Re: [PATCH V2] scsi: libsas: Directly kick-off EH when ATA device fell off

From: John Garry
Date: Mon Dec 19 2022 - 10:55:47 EST


On 19/12/2022 15:28, Jason Yan wrote:
+    if (test_bit(SAS_DEV_GONE, &dev->state) && dev_is_sata(dev))
+        sas_ata_device_link_abort(dev, false);

Firstly, I think that there is a bug in sas_ata_device_link_abort() -> ata_link_abort() code in that the host lock in not grabbed, as the comment in ata_port_abort() mentions. Having said that, libsas had already some dodgy host locking usage - specifically dropping the lock for the queuing path (that's something else to be fixed up ... I think

Taking big locks in queuing path is not a good idea. This will bring down performance.

But it is expected that ata_qc_issue() should be called with that the host lock grabbed (and keep it).

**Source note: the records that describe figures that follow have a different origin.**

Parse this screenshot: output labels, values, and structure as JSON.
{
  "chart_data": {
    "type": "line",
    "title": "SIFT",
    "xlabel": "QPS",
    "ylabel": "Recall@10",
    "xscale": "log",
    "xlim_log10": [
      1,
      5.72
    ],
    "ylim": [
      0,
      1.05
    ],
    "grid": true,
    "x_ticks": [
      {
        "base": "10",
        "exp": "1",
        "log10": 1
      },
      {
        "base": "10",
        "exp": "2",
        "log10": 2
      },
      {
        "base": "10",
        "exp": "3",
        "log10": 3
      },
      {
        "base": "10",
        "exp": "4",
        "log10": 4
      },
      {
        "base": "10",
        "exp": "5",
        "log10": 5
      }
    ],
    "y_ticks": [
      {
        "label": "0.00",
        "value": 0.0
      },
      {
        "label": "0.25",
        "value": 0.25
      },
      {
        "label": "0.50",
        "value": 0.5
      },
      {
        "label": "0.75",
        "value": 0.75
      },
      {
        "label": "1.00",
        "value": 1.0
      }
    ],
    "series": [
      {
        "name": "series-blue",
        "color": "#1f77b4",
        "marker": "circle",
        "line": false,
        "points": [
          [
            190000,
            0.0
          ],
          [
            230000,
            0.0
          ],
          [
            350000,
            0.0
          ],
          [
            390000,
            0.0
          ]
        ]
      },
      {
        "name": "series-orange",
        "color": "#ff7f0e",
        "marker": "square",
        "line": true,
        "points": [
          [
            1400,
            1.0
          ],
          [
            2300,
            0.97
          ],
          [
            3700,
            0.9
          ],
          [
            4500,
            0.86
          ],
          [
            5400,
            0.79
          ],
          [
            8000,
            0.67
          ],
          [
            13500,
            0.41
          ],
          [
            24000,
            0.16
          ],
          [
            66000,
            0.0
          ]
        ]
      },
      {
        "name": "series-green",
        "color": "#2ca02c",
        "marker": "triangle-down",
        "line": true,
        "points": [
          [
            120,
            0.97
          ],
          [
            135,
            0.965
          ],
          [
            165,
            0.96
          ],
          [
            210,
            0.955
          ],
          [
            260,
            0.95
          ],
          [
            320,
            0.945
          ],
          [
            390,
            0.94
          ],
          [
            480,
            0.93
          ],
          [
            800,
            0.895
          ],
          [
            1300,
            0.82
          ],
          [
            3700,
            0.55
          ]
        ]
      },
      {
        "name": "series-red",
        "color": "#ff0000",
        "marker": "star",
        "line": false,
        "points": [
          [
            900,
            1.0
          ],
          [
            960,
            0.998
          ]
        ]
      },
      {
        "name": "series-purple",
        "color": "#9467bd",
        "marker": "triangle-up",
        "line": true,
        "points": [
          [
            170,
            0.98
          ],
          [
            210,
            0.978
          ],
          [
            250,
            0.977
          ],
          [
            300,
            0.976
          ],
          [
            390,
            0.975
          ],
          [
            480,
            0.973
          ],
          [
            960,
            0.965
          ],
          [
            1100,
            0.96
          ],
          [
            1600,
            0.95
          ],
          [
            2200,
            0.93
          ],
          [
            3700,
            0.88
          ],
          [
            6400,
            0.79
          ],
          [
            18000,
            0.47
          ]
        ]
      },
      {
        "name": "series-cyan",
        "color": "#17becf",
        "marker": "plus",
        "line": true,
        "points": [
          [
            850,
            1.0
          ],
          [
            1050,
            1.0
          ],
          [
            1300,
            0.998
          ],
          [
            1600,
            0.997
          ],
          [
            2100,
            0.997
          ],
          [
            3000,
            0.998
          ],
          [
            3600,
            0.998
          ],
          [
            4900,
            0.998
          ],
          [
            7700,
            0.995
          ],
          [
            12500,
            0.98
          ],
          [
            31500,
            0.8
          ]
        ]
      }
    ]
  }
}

I think that the reason libsas drops the lock is because some LLDD queuecommand CBs calls task_done() in some error paths. If we kept the lock held, then we could have a deadlock, for example:

sas_ata_qc_issue (has lock) -> lldd_execute_task() = pm8001_queue_command() -> task_done() = sas_ata_task_done() -> grab host lock => deadlock.

Thanks,
John